Public Advocate's Delgaudio: If Ann Coulter had been nominated to Supreme Court, "we would have fought for her"
In an October 3 interview on Fox News' Your World with Neil Cavuto, Eugene Delgaudio, president of conservative group Public Advocate of the United States -- which recently described the nomination of Harriet Miers to the Supreme Court as "a betrayal of the conservative, pro-family voters whose support put Bush in the White House" -- stated that if the president had nominated right-wing pundit Ann Coulter, "we would have fought for her."
Coulter, like Miers, has no experience as a judge. But she has offered up her opinions on several legal issues:
* Coulter has claimed that reporters and liberals "want it to be against the law to be a Republican, and they would like us in Guantánamo."
* Coulter has also theorized that the only way a Supreme Court nominee could win the support of NARAL Pro-Choice America or Planned Parenthood would be "to actually perform an abortion during his confirmation hearing, live, on camera, and preferably a partial birth one."
* Coulter blamed an Arizona county attorney for dropping the charges against two men accused of throwing pies at Coulter during an October 2004 speech. But as Media Matters noted at the time, the charges were dropped after both Coulter and the arresting officer failed to appear in court for the trial.
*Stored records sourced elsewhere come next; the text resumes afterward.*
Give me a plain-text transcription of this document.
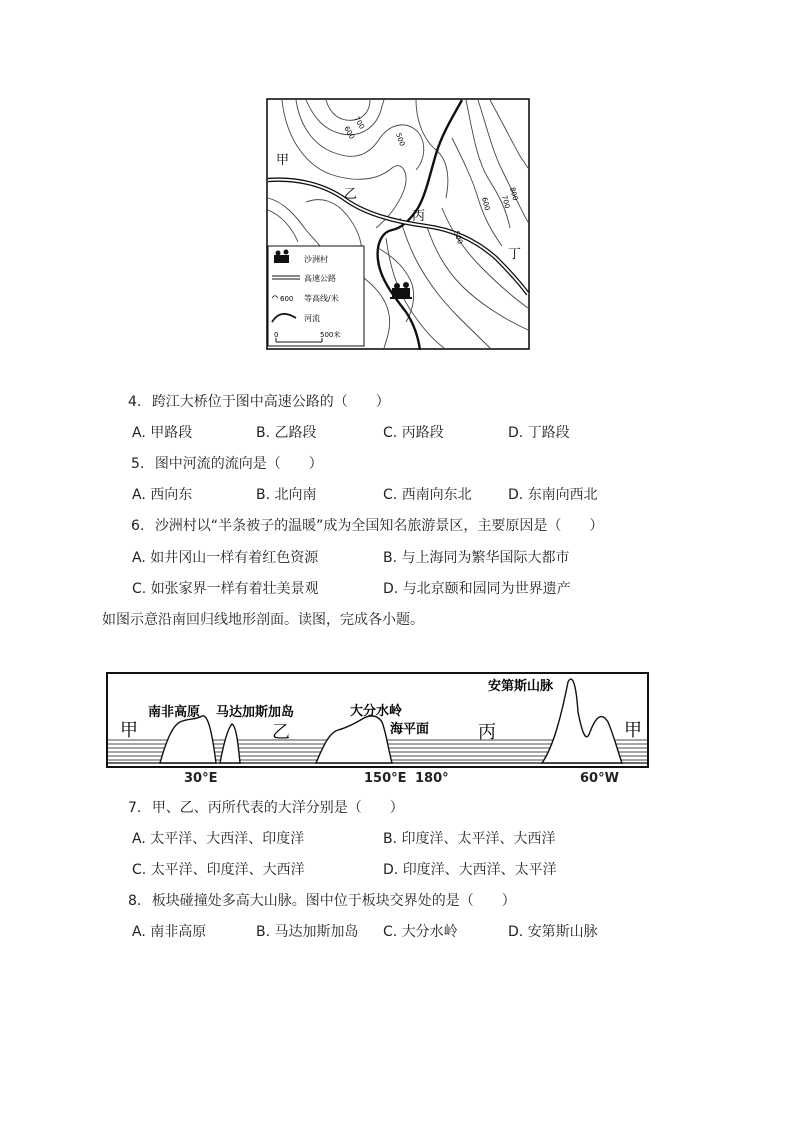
甲
乙
丙
丁
700
600	500
800
700
600
500
沙洲村
高速公路
600 等高线/米
河流
0	500米
4. 跨江大桥位于图中高速公路的（　　）
A. 甲路段	B. 乙路段	C. 丙路段	D. 丁路段
5. 图中河流的流向是（　　）
A. 西向东	B. 北向南	C. 西南向东北	D. 东南向西北
6. 沙洲村以“半条被子的温暖”成为全国知名旅游景区，主要原因是（　　）
A. 如井冈山一样有着红色资源	B. 与上海同为繁华国际大都市
C. 如张家界一样有着壮美景观	D. 与北京颐和园同为世界遗产
如图示意沿南回归线地形剖面。读图，完成各小题。
南非高原 马达加斯加岛	大分水岭
海平面
安第斯山脉
甲	乙	丙	甲
30°E	150°E 180°	60°W
7. 甲、乙、丙所代表的大洋分别是（　　）
A. 太平洋、大西洋、印度洋	B. 印度洋、太平洋、大西洋
C. 太平洋、印度洋、大西洋	D. 印度洋、大西洋、太平洋
8. 板块碰撞处多高大山脉。图中位于板块交界处的是（　　）
A. 南非高原	B. 马达加斯加岛 C. 大分水岭	D. 安第斯山脉
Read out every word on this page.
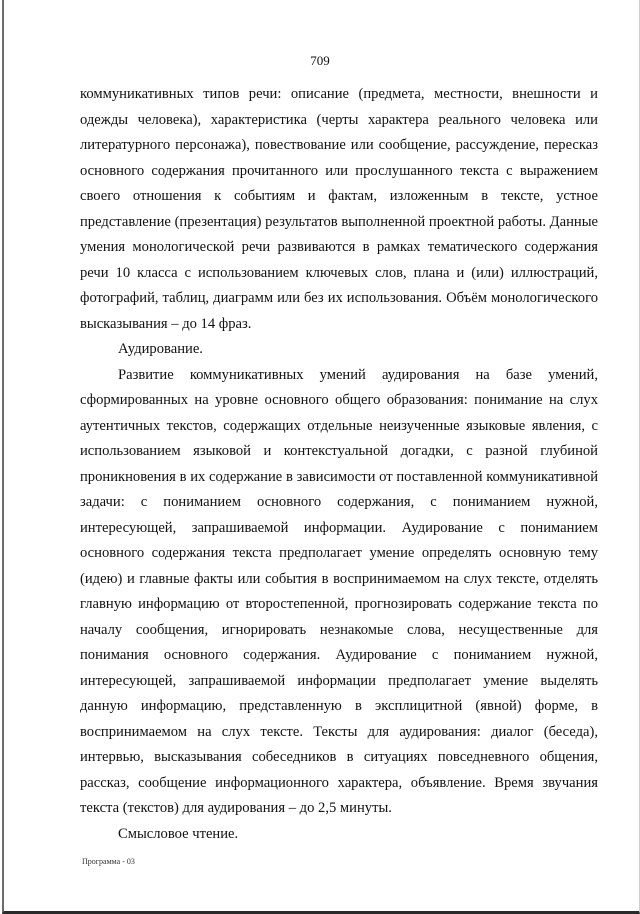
709

коммуникативных типов речи: описание (предмета, местности, внешности и одежды человека), характеристика (черты характера реального человека или литературного персонажа), повествование или сообщение, рассуждение, пересказ основного содержания прочитанного или прослушанного текста с выражением своего отношения к событиям и фактам, изложенным в тексте, устное представление (презентация) результатов выполненной проектной работы. Данные умения монологической речи развиваются в рамках тематического содержания речи 10 класса с использованием ключевых слов, плана и (или) иллюстраций, фотографий, таблиц, диаграмм или без их использования. Объём монологического высказывания – до 14 фраз.

Аудирование.

Развитие коммуникативных умений аудирования на базе умений, сформированных на уровне основного общего образования: понимание на слух аутентичных текстов, содержащих отдельные неизученные языковые явления, с использованием языковой и контекстуальной догадки, с разной глубиной проникновения в их содержание в зависимости от поставленной коммуникативной задачи: с пониманием основного содержания, с пониманием нужной, интересующей, запрашиваемой информации. Аудирование с пониманием основного содержания текста предполагает умение определять основную тему (идею) и главные факты или события в воспринимаемом на слух тексте, отделять главную информацию от второстепенной, прогнозировать содержание текста по началу сообщения, игнорировать незнакомые слова, несущественные для понимания основного содержания. Аудирование с пониманием нужной, интересующей, запрашиваемой информации предполагает умение выделять данную информацию, представленную в эксплицитной (явной) форме, в воспринимаемом на слух тексте. Тексты для аудирования: диалог (беседа), интервью, высказывания собеседников в ситуациях повседневного общения, рассказ, сообщение информационного характера, объявление. Время звучания текста (текстов) для аудирования – до 2,5 минуты.

Смысловое чтение.

Программа - 03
Public Advocate describes itself as "a dedicated group of young conservatives in Washington, D.C." who are "defending the rights of fathers, mothers and children to live their lives free from government intrusions and the self-serving motives of liberal special interests and agendas," with particular attention to opposing abortion and the rights of gays and lesbians. The group spent more than $5 million between 1997 and 2000 "on a nationwide campaign that has often vilified gays as pedophiles and violent criminals," according to an April 8, 2002, Washington Post article. Delgaudio, a member of the Loudoun County, Virginia, Board of Supervisors, also opposed recently confirmed Chief Justice John G. Roberts Jr., telling a press conference that "Judge Roberts assisted the forces that would criminalize Christianity" by offering legal advice to gay-rights advocates, the Post reported on August 11.